Friday, December 26, 2014

Retinal imaging may provide early detection of Alzheimer's disease

Dr. Maya Koronyo-Hamaoui
Dr. Maya Koronyo-Hamaoui (c) Cedas-Sinai



Preliminary results indicate that a device that has been conceived at Cedars-Sinai and developed by NeuroVision Imaging, may provide highly predictive early detection of changes associated with Alzheimer's disease 15 to 20 years before clinical diagnosis.






This noninvasive optical imaging device can provide early detection of changes that later occur in the brain and are a classic sign of Alzheimer's disease, according to preliminary results from investigators conducting a clinical trial in Australia.

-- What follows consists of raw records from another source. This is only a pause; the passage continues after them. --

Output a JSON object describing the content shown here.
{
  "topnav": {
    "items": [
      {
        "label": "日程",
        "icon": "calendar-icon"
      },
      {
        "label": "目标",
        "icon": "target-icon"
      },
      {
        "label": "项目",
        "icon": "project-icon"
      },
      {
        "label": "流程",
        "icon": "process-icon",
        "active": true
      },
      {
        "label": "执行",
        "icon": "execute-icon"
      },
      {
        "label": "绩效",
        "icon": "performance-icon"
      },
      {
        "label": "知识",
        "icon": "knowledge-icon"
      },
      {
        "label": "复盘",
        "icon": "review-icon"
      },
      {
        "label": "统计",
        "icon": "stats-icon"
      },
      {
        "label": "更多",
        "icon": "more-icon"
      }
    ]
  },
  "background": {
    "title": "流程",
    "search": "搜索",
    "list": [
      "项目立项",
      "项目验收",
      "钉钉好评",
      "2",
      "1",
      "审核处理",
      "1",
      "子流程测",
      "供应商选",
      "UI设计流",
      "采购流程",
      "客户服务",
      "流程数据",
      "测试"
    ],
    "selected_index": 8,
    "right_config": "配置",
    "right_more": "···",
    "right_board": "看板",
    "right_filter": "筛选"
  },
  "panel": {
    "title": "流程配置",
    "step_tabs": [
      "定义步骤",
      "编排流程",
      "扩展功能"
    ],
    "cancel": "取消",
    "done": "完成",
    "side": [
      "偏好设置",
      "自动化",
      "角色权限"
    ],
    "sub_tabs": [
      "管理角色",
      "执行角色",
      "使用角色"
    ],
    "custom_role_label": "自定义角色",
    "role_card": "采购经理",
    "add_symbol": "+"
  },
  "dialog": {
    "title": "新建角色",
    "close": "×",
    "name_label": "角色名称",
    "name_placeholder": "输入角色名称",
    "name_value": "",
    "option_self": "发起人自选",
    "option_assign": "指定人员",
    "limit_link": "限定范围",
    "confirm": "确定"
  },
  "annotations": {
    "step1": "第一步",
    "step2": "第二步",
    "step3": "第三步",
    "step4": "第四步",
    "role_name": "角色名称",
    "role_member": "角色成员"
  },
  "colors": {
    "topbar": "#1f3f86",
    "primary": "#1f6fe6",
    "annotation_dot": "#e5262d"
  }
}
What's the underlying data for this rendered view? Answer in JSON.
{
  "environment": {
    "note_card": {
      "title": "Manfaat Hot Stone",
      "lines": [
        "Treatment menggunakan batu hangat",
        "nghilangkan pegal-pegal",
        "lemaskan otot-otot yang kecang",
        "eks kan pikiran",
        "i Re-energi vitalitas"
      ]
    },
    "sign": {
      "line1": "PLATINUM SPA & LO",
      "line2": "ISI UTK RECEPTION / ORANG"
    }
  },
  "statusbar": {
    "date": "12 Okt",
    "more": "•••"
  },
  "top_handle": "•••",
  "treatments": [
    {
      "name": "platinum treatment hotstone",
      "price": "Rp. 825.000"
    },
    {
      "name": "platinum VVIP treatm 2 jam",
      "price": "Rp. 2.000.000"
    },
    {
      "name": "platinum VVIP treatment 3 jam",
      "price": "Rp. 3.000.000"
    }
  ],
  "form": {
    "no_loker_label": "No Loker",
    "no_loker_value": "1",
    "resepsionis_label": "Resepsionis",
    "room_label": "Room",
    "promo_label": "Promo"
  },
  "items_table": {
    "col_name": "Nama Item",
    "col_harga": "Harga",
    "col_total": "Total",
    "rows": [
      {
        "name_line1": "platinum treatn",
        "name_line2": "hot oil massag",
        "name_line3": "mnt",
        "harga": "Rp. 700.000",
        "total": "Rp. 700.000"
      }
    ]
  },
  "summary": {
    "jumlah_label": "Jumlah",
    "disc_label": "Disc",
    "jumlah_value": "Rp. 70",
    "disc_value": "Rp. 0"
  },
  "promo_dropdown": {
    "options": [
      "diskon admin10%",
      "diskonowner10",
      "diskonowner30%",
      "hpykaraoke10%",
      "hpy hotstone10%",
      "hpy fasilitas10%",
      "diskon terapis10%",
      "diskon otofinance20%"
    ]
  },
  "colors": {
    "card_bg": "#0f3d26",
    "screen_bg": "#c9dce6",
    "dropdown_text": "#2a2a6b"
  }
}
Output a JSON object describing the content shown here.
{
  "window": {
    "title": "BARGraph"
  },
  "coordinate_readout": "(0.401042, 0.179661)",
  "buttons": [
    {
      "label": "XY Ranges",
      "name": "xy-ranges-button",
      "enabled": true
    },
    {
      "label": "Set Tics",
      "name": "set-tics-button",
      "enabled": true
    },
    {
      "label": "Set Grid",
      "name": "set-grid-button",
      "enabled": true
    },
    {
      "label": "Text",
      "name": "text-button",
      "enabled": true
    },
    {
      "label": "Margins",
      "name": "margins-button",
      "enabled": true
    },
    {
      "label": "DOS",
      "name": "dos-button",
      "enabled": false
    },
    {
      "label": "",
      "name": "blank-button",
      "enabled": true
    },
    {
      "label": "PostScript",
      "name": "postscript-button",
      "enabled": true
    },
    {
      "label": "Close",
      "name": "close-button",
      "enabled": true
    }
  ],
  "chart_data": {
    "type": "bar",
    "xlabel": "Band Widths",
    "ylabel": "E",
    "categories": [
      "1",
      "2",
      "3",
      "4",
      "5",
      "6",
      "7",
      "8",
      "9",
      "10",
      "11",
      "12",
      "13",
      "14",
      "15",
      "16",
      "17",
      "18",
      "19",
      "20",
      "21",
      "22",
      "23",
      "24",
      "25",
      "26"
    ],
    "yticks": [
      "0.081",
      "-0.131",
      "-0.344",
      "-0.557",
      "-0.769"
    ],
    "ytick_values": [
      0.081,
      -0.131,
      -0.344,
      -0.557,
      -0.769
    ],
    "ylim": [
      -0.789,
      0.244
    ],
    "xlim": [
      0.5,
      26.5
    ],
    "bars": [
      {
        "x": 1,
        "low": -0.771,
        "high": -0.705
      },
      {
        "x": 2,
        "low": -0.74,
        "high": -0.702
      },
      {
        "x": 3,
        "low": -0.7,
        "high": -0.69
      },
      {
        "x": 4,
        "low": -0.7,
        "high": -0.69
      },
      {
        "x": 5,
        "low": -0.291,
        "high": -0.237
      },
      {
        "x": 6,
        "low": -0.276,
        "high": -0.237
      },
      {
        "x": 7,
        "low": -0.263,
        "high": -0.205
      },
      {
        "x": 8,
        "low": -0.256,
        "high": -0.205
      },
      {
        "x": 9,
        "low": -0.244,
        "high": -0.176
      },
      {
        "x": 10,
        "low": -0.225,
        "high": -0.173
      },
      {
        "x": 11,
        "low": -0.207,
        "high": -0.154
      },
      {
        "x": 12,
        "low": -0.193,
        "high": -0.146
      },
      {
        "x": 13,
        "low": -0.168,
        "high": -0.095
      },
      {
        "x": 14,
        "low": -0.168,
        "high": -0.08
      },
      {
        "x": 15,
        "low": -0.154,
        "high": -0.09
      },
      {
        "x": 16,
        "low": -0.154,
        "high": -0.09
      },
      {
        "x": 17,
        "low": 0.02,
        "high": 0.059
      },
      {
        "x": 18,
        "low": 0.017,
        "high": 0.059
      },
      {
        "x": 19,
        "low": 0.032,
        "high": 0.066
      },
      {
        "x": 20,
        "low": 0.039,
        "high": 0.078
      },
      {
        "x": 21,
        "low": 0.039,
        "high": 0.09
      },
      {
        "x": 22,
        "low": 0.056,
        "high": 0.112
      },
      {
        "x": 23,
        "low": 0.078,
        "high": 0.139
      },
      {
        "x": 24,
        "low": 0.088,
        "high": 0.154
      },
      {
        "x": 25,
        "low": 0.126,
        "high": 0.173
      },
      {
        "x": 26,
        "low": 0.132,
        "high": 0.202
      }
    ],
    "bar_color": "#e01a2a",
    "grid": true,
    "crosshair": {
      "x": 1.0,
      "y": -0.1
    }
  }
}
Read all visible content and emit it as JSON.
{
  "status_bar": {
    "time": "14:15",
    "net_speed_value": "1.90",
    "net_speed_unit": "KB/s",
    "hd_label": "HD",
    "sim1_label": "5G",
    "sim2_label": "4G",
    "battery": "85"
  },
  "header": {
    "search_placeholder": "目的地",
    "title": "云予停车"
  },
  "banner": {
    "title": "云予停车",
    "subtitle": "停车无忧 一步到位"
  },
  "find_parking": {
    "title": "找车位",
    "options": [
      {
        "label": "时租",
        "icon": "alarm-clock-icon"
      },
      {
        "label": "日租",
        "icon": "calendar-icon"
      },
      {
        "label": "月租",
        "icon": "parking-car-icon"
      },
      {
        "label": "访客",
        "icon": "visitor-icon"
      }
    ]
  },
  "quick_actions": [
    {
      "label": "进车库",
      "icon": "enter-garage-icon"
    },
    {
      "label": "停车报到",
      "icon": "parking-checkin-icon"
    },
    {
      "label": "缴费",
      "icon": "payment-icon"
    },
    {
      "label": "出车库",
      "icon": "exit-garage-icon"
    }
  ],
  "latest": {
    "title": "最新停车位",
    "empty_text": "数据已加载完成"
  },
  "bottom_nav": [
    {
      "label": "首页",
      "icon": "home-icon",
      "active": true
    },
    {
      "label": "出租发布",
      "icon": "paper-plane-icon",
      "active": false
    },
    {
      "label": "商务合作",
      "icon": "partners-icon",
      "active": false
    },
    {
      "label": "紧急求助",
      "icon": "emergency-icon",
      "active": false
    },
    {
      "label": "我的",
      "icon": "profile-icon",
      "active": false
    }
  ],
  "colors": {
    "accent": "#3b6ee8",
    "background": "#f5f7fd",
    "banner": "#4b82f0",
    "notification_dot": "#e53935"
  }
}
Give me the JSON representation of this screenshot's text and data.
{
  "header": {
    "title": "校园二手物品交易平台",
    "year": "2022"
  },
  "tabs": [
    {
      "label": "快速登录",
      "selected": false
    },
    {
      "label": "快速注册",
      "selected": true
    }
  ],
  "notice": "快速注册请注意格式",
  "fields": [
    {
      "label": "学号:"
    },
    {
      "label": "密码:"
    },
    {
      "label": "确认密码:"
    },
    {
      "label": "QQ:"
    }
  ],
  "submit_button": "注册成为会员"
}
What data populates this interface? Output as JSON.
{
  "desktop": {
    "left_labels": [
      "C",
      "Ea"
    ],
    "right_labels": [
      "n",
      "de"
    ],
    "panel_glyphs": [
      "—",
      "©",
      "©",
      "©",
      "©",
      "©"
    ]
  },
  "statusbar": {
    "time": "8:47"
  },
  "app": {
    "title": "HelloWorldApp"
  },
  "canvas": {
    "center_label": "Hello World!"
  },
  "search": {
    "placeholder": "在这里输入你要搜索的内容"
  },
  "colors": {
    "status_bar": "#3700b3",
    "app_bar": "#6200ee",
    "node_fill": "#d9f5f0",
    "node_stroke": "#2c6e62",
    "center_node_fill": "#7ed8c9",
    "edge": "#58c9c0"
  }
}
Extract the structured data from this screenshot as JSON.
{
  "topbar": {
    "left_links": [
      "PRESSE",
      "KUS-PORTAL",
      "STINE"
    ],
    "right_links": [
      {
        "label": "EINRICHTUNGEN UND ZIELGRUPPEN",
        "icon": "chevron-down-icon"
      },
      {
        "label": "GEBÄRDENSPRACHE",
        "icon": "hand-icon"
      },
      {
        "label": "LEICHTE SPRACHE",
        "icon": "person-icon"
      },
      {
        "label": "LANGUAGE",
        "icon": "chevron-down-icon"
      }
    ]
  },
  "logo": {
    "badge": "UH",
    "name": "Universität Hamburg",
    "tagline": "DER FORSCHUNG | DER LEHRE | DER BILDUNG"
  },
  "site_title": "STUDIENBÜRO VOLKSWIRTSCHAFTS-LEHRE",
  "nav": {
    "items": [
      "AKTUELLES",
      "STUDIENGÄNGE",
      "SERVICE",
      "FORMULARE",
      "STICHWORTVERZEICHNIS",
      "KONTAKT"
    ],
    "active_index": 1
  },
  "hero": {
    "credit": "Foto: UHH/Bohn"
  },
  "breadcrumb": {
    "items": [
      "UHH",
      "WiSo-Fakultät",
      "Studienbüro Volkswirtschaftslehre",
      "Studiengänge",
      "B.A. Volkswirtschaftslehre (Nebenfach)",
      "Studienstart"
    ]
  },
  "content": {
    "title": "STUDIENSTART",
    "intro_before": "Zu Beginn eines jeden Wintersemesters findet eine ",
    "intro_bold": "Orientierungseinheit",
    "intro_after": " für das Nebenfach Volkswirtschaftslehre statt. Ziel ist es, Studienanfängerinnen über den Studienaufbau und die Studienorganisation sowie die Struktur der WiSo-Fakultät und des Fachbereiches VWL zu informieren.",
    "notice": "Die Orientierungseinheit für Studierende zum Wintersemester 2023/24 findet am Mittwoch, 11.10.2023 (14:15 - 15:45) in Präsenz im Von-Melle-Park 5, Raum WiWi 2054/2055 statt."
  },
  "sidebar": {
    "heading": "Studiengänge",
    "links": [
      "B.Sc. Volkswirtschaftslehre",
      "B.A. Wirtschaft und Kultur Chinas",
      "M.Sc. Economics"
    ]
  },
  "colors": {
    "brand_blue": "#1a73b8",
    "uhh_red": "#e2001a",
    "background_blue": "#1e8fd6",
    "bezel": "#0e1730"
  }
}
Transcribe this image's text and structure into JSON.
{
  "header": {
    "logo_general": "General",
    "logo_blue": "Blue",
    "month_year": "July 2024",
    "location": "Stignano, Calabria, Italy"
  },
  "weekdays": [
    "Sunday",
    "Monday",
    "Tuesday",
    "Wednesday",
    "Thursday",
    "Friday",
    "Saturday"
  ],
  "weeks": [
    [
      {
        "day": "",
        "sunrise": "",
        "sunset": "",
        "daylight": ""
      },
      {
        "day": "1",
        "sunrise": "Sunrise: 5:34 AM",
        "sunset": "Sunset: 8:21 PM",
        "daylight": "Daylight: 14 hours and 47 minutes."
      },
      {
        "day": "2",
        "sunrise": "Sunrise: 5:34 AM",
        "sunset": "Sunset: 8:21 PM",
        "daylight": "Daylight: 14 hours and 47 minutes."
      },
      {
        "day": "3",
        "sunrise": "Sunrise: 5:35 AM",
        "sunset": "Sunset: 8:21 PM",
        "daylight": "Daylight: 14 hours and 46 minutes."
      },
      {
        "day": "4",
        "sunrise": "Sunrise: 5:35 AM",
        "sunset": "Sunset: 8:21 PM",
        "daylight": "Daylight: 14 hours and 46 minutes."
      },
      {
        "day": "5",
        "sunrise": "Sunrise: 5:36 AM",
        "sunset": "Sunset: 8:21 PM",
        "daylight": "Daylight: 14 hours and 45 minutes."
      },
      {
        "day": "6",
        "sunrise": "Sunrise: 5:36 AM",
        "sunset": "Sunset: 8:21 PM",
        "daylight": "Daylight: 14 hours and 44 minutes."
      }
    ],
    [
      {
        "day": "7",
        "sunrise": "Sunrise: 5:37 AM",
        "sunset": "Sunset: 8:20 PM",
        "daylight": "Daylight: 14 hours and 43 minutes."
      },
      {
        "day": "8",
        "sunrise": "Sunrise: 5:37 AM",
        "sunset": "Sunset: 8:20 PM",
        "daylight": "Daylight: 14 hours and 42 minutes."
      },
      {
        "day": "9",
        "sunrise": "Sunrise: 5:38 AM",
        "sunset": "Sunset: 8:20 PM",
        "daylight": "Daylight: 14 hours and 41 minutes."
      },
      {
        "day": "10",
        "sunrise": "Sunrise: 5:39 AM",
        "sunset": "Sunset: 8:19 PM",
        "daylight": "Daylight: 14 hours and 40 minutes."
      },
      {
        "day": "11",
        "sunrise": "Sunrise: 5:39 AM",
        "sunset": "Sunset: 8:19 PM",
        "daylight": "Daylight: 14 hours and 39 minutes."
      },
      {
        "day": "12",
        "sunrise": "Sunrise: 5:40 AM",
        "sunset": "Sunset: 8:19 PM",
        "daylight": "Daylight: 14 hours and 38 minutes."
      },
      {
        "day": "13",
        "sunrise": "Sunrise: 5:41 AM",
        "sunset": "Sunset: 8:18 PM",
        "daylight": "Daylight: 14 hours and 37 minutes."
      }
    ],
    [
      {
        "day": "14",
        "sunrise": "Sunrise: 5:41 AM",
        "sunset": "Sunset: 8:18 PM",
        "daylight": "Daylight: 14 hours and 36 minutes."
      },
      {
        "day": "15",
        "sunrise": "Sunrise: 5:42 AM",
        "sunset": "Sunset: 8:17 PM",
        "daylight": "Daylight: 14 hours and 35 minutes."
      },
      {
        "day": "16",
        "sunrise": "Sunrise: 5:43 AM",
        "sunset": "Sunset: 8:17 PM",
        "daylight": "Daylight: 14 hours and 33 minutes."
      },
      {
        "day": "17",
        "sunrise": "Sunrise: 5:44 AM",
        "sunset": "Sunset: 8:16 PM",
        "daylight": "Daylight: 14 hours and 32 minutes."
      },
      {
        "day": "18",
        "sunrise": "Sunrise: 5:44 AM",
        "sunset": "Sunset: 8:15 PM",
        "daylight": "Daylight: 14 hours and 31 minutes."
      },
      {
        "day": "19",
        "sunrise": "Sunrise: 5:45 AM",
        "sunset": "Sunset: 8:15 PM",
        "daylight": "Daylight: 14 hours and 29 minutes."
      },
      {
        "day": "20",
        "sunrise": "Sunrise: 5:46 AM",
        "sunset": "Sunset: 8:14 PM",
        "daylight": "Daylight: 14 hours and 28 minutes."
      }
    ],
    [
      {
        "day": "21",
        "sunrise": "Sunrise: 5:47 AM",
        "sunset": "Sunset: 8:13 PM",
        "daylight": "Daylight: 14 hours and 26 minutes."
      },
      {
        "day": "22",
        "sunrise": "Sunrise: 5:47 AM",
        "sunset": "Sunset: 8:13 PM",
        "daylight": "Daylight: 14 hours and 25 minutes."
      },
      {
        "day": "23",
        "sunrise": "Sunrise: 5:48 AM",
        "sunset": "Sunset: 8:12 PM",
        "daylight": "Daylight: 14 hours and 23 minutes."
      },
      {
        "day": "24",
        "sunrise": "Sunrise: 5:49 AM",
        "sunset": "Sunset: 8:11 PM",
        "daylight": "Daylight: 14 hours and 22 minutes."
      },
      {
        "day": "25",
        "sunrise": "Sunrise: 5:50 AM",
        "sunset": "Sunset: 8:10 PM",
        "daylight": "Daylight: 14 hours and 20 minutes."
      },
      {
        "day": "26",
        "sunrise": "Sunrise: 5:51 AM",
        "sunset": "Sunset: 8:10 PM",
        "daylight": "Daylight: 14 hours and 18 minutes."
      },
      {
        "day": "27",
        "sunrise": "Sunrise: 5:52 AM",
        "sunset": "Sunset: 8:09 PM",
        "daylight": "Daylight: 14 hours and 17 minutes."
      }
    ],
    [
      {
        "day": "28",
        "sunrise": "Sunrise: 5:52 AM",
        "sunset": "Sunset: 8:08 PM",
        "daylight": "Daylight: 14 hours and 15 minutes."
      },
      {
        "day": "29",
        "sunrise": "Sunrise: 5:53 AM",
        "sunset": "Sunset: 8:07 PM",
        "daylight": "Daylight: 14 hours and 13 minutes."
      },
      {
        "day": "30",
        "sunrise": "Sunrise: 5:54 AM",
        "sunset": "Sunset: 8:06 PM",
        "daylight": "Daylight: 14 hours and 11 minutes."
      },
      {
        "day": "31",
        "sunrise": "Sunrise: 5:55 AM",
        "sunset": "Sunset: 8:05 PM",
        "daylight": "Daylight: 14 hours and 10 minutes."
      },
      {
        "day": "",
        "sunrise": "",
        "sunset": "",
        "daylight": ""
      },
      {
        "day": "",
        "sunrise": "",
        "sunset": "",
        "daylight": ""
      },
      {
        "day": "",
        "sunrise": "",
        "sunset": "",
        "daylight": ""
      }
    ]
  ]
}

Identification of Aβ plaques in retinal flatmounts of AD patient and non-AD control.
from Cedars-Sinai website
In preliminary results in 40 patients, the test could differentiate between Alzheimer's disease and non-Alzheimer's disease with 100 percent sensitivity and 80.6 percent specificity, meaning that all people with the disease tested positive and most of the people without the disease tested negative. The optical imaging exam appears to detect changes that occur 15-20 years before clinical diagnosis.

The researchers feel that this simple test could allow testing of new therapies at an earlier stage, increasing the chances of altering the course of Alzheimer's disease.

Keith Black, MD, Professor and Chair of Cedars-Sinai's Department of Neurosurgery, Director of the Maxine Dunitz Neurosurgical Institute and the Ruth and Lawrence Harvey Chair in Neuroscience, said the accumulation of beta-amyloid plaque in the brain is a hallmark sign of Alzheimer's, but current tests detect changes only after the disease has advanced to late stages. Researchers believe that as treatment options improve, early detection will be critical, but existing diagnostic methods are inconvenient, costly and impractical for routine screening. PET scans require the use of radioactive tracers, and cerebrospinal fluid analysis requires that patients undergo invasive and often painful lumbar punctures, but neither approach is quite feasible, especially for patients in the earlier stages of disease.

Positron emission tomography, or PET, is the current diagnostic standard. The retina, unlike other structures of the eye, is part of the central nervous system, sharing many characteristics of the brain. A few years ago, researchers at Cedars-Sinai discovered that the plaques associated with Alzheimer's disease occur not only in the brain but also in the retina. By ‘staining' the plaque with curcumin, a component of the common spice turmeric, these plaques could be detected in the retina even before it began to accumulate in the brain. The device that was developed enables the scientists to look through the eye – just as an ophthalmologist looks through the eye to diagnose retinal disease – and see these changes.

This clinical trial was designed to enable researchers to correlate retinal plaque detected by optical imaging with brain plaque detected by PET scans. Studies involved patients diagnosed with Alzheimer's, a group with mild cognitive impairment and a group of people with no evidence of brain abnormality. The retinal beta-amyloid plaque findings and optical imaging technology began at Cedars-Sinai with studies in live rodents and the post-mortem investigation of human retinas of people who had died with Alzheimer's. Maya Koronyo-Hamaoui, PhD, assistant professor of neurosurgery in the Department of Neurosurgery and the Department of Biomedical Sciences, and Yosef Koronyo, a research scientist, were first authors of the original results that were published in a journal and presented at the AAIC in 2010.

The Australian study is one of several in progress to determine if similar results can be confirmed in humans living with the disease. This large double-blind clinical trial appears to validate the novel human retinal amyloid imaging approach using curcumin labeling, as per the scientists. It further demonstrates significant correlation with brain amyloid burden, thereby predicting accumulation of plaques in the brain through the retina.

The optical imaging technology has been licensed by Cedars-Sinai to NeuroVision Imaging LLC for further development.

The retinal imaging study is being conducted as part of the Australian Imaging, Biomarkers and Lifestyle Flagship Study of Ageing, often referred to as AIBL, a longitudinal research cohort with more than 1,300 subjects. It is a collaborative effort of Austin Health, the CSIRO, Edith Cowan University, the Florey Institute of Neuroscience and Mental Health and the National Ageing Research Institute, with NeuroVision Imaging LLC providing image processing, and data collection and analysis support for the retinal imaging substudy.